Replaces up to 'n' non-overlapping matches of a regular expression against a string with 'targetstr', in the same manner as rawreplace. The caller must free the return value.

fn replace[link]

fn replace(re: *regex, string: str, targetstr: str) (str | error);

Replaces all non-overlapping matches of a regular expression against a string with 'targetstr'.

A backslash followed by a single decimal number within 'targetstr' is replaced by the capture at that index (starting at 1), or an empty string if no such capture exists. For example, `\1` is replaced with the first capture, `\2` with the second, etc. `\0` is substituted with the entire substring that was matched. `\\` is replaced with a literal backslash. The caller must free the return value.

An error is only returned if 'targetstr' isn't formatted correctly.

fn replacen[link]

fn replacen(re: *regex, string: str, targetstr: str, n: size) (str | error);

Replaces up to 'n' non-overlapping matches of a regular expression against a string with 'targetstr', in the same manner as replace.
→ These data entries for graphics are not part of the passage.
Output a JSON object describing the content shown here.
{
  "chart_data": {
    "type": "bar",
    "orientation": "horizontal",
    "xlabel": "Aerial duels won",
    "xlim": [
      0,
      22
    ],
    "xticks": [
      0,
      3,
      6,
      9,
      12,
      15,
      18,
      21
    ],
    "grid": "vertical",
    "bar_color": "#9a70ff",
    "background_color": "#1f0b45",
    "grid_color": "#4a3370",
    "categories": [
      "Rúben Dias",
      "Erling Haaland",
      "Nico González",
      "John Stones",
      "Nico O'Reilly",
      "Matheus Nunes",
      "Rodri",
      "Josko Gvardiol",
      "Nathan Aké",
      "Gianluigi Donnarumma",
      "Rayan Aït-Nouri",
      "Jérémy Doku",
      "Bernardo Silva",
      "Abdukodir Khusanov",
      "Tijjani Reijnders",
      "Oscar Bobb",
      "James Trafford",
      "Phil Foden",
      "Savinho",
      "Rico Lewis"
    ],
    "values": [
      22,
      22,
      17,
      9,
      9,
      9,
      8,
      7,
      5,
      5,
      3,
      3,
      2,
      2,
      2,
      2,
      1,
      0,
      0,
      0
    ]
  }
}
The caller must free the return value.

fn result_free[link]

fn result_free(s: result) void;

Frees a result.

fn result_freeall[link]

fn result_freeall(s: []result) void;

Frees a slice of results.

fn strerror[link]

fn strerror(err: error) str;

Converts an error into a user-friendly string.

fn test[link]

fn test(re: *regex, string: str) bool;

Returns whether or not a regex matches any part of a given string.